10/31/2007 11:00PM

Epic Power, Carava's latest hard-hitter

EmailARCADIA, Calif. - Most of the attention will be lavished upon Lava Man on Saturday when he makes his California Cup debut in the $250,000 Cal Cup Classic at 1 1/8 miles, and rightfully so.

On paper, this is Shaq shooting around at the neighborhood Y. DeNiro doing Hamlet in the high school play. But for Lava Man, the Cal Cup is certainly not slumming. He has taken crafty advantage of restricted jackpots before, winning such events as the Sunshine Millions Classic and the Sunshine Millions Turf at Santa Anita, as well as the Khaled Handicap on the Gold Rush card for Cal-breds during Hollywood Park.

Those events represented a means to an end for Lava Man. In each case, trainer Doug O'Neill and the rest of the Lava Man brain trust had a loftier goal in mind - a Santa Anita Handicap or a Whittingham Invitational - and Lava Man appreciated the break in competition.

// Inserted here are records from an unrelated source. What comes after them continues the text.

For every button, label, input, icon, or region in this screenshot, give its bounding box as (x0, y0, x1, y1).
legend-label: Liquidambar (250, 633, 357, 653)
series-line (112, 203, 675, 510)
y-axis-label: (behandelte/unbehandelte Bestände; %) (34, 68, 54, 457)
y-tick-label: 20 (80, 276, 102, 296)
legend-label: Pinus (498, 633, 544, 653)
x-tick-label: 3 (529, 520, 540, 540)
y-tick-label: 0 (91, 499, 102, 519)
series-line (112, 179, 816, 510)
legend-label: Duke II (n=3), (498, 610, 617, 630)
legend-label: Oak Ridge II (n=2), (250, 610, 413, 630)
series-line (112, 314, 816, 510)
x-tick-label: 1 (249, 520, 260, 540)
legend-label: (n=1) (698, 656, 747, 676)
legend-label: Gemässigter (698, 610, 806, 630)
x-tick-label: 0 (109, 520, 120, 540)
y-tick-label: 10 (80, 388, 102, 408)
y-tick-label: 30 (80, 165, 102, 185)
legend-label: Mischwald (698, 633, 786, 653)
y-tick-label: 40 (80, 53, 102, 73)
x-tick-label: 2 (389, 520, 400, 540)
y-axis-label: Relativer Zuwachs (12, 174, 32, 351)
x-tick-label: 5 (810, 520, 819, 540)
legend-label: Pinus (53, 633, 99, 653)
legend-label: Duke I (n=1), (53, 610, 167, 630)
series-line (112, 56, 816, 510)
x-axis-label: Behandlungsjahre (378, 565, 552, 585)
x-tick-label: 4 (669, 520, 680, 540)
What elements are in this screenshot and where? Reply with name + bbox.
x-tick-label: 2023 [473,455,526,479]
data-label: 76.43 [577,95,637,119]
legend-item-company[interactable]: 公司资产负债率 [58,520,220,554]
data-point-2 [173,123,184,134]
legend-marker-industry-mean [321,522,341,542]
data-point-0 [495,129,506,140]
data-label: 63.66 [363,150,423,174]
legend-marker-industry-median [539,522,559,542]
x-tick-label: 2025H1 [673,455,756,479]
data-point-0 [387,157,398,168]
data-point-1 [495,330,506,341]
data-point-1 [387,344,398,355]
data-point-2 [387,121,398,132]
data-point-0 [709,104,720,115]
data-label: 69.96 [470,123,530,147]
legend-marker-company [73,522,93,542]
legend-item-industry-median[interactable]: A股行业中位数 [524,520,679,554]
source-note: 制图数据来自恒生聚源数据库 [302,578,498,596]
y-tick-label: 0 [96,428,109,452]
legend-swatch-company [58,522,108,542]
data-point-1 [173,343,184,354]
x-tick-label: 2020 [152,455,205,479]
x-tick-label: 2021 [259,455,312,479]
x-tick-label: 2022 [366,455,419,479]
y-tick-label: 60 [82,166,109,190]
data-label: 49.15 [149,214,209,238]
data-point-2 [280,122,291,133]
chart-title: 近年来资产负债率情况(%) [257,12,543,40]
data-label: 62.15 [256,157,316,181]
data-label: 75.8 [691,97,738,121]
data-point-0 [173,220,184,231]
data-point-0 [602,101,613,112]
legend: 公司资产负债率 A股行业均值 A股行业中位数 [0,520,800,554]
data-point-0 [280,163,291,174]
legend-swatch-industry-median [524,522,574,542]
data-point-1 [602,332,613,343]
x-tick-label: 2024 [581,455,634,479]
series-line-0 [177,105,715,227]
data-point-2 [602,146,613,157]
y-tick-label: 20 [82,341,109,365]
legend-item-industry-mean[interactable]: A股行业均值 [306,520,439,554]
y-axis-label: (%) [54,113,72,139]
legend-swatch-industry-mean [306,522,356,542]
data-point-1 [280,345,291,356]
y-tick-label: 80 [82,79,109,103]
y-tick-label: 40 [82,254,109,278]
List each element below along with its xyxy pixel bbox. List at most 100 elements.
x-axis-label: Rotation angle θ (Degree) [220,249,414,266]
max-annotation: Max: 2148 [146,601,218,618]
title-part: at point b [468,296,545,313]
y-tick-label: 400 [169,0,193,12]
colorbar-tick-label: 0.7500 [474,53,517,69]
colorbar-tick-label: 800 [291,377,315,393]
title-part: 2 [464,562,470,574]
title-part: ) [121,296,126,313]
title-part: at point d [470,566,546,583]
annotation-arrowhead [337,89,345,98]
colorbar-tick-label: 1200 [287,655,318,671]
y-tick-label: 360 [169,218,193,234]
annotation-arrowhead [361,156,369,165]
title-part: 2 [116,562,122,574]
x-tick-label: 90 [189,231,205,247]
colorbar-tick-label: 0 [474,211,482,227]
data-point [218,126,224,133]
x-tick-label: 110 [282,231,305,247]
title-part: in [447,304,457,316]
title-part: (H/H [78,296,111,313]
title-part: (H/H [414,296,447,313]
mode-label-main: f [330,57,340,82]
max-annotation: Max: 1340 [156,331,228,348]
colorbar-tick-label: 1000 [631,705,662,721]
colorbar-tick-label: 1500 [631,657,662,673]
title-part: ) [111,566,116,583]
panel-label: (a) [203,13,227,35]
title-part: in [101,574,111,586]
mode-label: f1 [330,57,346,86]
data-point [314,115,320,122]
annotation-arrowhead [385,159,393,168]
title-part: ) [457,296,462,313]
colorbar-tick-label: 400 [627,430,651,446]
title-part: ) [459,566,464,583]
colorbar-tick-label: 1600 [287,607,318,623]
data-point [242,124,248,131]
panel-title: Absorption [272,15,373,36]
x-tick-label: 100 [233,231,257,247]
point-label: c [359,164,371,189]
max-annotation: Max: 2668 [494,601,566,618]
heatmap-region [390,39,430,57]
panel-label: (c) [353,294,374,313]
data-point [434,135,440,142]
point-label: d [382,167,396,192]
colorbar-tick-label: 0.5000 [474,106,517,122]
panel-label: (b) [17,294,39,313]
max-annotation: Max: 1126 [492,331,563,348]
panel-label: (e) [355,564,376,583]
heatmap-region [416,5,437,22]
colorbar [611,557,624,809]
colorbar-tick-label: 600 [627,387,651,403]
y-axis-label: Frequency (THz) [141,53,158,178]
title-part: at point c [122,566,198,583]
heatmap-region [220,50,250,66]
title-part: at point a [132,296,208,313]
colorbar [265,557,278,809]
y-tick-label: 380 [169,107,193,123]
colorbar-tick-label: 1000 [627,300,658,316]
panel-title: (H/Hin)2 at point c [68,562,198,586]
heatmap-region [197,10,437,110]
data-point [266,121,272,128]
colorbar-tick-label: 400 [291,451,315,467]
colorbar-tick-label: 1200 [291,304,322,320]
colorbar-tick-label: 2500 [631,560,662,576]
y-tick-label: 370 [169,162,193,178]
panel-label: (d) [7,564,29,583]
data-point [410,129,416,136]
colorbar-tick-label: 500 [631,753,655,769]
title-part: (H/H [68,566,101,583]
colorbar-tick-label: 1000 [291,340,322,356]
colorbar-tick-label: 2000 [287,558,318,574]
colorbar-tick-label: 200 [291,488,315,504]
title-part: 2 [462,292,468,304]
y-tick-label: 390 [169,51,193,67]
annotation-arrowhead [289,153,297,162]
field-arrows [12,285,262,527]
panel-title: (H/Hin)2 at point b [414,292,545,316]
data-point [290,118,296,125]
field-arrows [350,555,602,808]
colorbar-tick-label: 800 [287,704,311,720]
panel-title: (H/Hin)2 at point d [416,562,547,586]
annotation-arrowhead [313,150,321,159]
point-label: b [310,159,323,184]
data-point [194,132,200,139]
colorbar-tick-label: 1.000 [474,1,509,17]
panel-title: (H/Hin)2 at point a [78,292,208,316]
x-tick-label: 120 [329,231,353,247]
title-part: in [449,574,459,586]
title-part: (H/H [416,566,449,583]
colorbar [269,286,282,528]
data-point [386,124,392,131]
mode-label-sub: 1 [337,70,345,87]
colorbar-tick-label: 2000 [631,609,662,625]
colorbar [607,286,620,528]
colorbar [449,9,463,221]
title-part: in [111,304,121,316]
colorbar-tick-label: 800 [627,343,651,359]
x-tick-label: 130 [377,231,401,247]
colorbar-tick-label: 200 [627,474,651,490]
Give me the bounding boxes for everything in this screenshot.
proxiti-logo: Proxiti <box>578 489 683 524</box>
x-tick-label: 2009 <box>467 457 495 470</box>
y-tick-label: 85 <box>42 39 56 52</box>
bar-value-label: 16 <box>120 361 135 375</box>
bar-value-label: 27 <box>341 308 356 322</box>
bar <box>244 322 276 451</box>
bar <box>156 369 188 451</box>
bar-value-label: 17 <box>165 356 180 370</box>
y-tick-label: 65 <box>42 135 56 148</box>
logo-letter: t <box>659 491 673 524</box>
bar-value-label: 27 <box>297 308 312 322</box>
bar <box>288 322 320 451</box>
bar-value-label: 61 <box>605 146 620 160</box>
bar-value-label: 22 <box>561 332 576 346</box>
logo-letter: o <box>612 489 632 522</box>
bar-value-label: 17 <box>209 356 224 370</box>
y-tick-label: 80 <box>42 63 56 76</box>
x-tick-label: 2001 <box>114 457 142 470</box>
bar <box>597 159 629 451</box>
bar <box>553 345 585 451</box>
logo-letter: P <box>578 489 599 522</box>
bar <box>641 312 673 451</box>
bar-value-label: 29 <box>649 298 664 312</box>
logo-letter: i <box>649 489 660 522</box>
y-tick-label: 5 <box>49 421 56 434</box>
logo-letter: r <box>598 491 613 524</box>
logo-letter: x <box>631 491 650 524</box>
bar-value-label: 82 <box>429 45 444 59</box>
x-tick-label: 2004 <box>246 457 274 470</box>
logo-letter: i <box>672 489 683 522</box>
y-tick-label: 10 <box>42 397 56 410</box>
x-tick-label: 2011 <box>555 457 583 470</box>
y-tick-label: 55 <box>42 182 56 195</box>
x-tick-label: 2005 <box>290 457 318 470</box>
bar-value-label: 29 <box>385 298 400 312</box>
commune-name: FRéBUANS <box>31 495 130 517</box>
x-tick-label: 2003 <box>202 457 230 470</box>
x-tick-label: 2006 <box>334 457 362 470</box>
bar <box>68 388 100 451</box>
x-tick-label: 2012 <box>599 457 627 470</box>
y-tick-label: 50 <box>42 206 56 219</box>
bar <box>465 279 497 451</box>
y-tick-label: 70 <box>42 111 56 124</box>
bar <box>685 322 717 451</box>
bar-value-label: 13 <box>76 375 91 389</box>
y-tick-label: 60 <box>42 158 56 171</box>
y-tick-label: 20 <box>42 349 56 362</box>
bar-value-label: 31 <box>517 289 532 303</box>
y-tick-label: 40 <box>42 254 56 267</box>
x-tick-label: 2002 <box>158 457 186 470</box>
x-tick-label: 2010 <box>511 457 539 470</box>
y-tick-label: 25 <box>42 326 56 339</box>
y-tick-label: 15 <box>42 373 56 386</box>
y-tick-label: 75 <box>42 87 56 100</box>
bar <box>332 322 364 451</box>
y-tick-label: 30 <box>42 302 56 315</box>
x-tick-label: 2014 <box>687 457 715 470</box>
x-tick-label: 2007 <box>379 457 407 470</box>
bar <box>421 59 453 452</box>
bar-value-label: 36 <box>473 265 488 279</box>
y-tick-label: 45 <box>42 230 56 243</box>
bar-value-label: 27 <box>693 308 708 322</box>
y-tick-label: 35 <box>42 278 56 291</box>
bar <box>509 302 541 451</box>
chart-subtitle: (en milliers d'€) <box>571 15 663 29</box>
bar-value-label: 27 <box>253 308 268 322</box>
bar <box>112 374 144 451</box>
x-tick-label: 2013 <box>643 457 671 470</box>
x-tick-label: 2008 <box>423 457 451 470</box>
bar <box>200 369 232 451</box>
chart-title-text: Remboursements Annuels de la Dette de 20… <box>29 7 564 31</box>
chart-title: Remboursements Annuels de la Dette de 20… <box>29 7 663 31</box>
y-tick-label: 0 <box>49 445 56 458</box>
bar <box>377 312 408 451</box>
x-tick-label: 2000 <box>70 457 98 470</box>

On Saturday, however, the Cal Cup Classic stands as an end in itself. Lava Man needs to win to shake the funk of 4 losses in his last 5 starts. Still, approaching age 7 and a millionaire more than five times over, Lava Man already has left an indelible mark on the game. Despite his recent downturn in fortunes, he ranks among the most popular Thoroughbreds on the California scene over the past 25 years. If you don't think so, check the reaction after he wins.

The California Cup program offers fans a chance to appreciate another 6-year-old Cal-bred gelding who has earned his share of the spotlight. His name is Epic Power, a son of Epic Honor, and he will go postward a half-hour before Lava Man in defense of his 2006 title in the $175,000 Cal Cup Mile, run on the turf.

Epic Power will try to become the first horse to win back-to-back runnings. He is approaching this year's version, though, from a different angle. In 2006, he beat Running Free by a head off just 19 days' rest, while on Saturday, Epic Power will be appearing for the first time in more than two months. Trainer Jack Carava was asked, What gives?

"I ran him fairly hard over the summer," Carava said, "and the timing of trying to put one more race in between his last one and the Cal Cup didn't appeal to me. So we came up to this on works, and there's a little concern, since in the past he's seemed to run better when he's had a race about a month out."

Trainers and horseplayers are still trying to get a steady line on workouts over Santa Anita's newly installed Cushion Track. Interpretation is required, even with Epic Power's unbroken series of seven weekly works since his last race, which includes a bullet five-eighths in 58.40 seconds.

"Oddly enough, the work of his I liked the best was the 1:03," said Carava, referring to Epic Power's five-eighths on Oct. 17. "The track was extremely slow that day and he worked in company. The company kind of snuck up behind him and got to his hip, then he re-broke through the lane."

If nothing else, Epic Power deserved a holiday after his last race just to celebrate. That second-place finish to Cal Cup Mile opponent Jack's Wild in the Aug. 25 California Turf Championship at Bay Meadows marked the 50th start of Epic Power's career. Only one other player on the Cal Cup program has hit the half-century mark, the Sprint entrant Areyoutalkintome.

Older horses, no matter what the class level, seem to thrive in Carava's care. He is by nature cautious and conservative, running a smooth operation that thrives primarily on claiming horses, but he rarely misses a beat when a good one comes along. On the strength of client Ron Valenta, who races as La Canada Stable, Carava broke through with his first Grade 1 victory during the summer of 2006 when Pure as Gold, a $100,000 Valenta claim, won the Bing Crosby Handicap at Del Mar.

Epic Power was a $40,000 Valenta claim in July of 2005 out of a mile race on the grass at Hollywood Park. Six races later, the horse was taken by Doug O'Neill for $40,000, but Valenta and Carava weren't through. They claimed Epic Power for the second time, again for $40,000, out of his very next start, and he has been with them ever since, through 5 wins and 6 seconds in his last 15 tries.

Such consistency is rare at any level. Epic Power, a brownish bay with black trim, is not a real big horse, but he has a big personality.

"When we first had him he was pretty high-strung, and kind of a bleeder," Carava recalled. "He's just an old veteran now, and takes everything pretty much in stride. It's easy to tell when he's doing really good, because he gets very strong and tough to gallop, and he's been acting good that way. But he's still not a horse who puts 100 percent into his morning activities. So it's hard to be 100 percent confident you've got him tight, tight, tight."

Even so, count on Epic Power to run hard, hard, hard. He knows no other way.